Numerous spheroids of smaller caliber, compared with those present in the white matter areas, were found in both the cerebral and cerebellar cortices. The fact that there were no ultrastructural differences between spheroids of different sizes and locations could reinforce the hypothesis that they were of 1 type (ie, primary), as there are reported differences in fine structural spheroidal composition between primary and secondary forms of NAD. ⁶ The differing sizes and staining intensities of spheroids with HE staining could reflect the fact that they were at different stages of temporal evolution and/or of different aggregated protein composition.

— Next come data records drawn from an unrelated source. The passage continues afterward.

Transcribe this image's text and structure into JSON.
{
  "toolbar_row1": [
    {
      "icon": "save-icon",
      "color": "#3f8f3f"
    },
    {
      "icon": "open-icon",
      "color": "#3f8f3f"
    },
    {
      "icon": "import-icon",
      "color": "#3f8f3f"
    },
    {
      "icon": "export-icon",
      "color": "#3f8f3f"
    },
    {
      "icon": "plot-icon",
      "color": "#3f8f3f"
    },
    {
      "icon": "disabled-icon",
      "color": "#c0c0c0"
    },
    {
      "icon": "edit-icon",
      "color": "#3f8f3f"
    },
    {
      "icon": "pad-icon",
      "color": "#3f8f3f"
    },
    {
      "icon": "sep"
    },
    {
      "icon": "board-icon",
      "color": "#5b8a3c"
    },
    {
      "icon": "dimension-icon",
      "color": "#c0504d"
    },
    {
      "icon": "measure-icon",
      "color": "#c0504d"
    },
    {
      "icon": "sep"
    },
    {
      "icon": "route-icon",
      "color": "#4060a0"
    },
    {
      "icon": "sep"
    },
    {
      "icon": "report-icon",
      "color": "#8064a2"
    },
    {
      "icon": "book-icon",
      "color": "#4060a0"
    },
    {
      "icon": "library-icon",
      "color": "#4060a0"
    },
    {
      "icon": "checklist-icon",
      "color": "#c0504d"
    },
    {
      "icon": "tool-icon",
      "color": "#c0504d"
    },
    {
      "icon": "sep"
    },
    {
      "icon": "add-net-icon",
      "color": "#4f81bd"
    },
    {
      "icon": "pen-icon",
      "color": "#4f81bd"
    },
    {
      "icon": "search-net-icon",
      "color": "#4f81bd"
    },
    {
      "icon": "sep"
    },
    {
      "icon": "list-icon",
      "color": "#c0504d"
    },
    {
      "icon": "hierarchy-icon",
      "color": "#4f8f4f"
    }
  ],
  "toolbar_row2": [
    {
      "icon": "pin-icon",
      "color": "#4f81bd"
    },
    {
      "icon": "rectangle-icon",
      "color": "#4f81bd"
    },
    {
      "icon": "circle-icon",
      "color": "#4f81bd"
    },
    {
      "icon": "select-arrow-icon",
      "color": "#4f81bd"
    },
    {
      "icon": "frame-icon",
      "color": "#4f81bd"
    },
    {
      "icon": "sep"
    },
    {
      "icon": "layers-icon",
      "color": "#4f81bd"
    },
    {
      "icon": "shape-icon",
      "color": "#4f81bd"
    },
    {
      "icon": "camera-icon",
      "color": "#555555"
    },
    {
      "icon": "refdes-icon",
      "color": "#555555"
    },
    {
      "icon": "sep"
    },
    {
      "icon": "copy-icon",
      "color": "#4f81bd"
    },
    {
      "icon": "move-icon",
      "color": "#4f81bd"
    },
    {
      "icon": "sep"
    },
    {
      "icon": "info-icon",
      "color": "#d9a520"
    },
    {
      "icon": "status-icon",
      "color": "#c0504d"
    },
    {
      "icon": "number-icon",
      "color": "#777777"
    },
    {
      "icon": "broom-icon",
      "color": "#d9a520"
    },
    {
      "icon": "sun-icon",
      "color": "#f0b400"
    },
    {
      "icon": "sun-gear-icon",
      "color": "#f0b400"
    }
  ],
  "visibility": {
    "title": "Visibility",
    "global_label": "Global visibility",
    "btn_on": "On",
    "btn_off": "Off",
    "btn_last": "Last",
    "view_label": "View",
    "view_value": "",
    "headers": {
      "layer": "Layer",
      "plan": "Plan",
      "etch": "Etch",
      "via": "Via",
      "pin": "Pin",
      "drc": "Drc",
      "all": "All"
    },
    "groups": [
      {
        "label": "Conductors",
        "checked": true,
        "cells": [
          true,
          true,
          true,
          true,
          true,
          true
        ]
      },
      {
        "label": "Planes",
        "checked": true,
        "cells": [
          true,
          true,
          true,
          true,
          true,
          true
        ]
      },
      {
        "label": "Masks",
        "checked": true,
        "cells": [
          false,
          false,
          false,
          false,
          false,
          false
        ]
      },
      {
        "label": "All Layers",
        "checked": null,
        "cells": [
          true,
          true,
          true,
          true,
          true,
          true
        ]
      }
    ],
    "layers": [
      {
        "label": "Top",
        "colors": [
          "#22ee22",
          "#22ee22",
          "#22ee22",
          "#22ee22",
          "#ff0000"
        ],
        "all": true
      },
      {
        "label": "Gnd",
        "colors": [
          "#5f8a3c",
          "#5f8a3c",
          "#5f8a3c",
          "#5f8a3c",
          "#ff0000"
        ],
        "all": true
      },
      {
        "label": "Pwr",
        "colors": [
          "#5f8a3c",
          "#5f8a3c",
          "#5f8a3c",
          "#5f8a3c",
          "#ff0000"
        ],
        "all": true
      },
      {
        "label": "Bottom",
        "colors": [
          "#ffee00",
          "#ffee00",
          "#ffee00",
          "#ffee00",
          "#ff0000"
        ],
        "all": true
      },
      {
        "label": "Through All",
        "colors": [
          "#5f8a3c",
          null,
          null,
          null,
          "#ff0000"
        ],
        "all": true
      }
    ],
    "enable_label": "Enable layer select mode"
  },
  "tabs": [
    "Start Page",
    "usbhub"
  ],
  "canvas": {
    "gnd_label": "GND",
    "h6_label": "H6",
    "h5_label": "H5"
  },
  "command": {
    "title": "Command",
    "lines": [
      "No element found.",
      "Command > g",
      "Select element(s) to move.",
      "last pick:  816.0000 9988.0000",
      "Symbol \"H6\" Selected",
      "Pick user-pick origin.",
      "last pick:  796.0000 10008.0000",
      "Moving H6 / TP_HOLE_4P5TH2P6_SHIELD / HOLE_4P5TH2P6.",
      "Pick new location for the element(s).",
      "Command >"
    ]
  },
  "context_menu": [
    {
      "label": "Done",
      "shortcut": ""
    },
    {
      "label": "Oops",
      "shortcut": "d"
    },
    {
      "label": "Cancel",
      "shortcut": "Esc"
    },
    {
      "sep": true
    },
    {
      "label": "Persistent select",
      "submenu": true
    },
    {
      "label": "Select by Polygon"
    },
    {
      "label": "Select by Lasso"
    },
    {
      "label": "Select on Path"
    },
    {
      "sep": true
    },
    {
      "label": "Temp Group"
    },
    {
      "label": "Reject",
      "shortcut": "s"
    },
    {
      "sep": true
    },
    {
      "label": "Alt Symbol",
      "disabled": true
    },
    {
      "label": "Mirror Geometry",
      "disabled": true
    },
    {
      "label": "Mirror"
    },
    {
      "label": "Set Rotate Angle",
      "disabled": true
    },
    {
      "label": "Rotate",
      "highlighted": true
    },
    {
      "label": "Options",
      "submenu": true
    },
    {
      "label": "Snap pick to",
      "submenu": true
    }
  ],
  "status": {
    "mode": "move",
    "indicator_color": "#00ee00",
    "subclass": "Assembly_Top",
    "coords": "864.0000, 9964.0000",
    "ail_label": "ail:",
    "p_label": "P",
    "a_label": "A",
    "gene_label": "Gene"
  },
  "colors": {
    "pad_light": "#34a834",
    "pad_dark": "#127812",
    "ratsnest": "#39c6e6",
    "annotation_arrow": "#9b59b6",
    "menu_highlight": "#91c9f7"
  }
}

The immunohistochemical findings in our cases partially differed from those described in dogs by other studies. Nibe et al ²⁵ reported neurofilaments as 1 of the major components of spheroids in canine NAD. However, in our cases, spheroids showed only occasional positivity for phosphorylated neurofilaments and were composed of layered vesicular membranous material, similar to that described in 2 Chihuahua puppies. ⁵ Differences in immunoreactivity could reflect variable axonal disruption at different sites and/or reflect some fiber dissolution. The strong reactivity of spheroids with antiubiquitin antibody and the mild proliferation of reactive astrocytes were consistent with previous studies of canine NAD. ^12,24,25 These findings suggest a perturbation of retrograde axonal transport with accumulation of proteins that possibly exceeds the capability of degradation by the ubiquitin-proteasome system. ²⁵

The combination of leukoencephalopathy and neuroaxonal spheroids in the abnormal white matter is a novel finding in veterinary neuropathology, whereas it has been described in rare complex syndromes of humans, such as dermatoleukodystrophy with neuroaxonal spheroids, ²³ polycystic lipomembranous osteodysplasia with sclerosing leukoencephalopathy (Nasu-Hakola disease), ³⁶ and hereditary diffuse leukoencephalopathy with spheroids. Both neuroradiological and neuropathological features of our dogs only in part resemble this latter condition. Hereditary diffuse leukoencephalopathy with spheroids is an adult-age onset, autosomal dominant disease due to mutations in the colony-stimulating factor 1 receptor (CSF1R) gene. ²⁶ Microscopically, diffuse demyelination of the subcortical white matter with sparing of the U-fibers, accompanied by numerous spheroids, is a finding consistently characteristic of hereditary diffuse leukoencephalopathy with spheroids. ²¹

The homogeneity of the clinical picture and histopathologic findings suggests that the disease in our dogs is a distinct variant of canine NAD, resembling the disease described by Blakemore and Palmer. ⁵ At this time, it appears that the disease in Chihuahuas could be an inherited neurodegenerative disorder. As for other leukoencephalopathies, the possible contribution of neuroimaging to the in vivo identification of the white matter changes in this NAD variant is remarkable, but the differential diagnosis based on the imaging features alone is very difficult. Awareness and recognition of additional cases and their pedigree analysis might help to investigate the genetic base of the disease.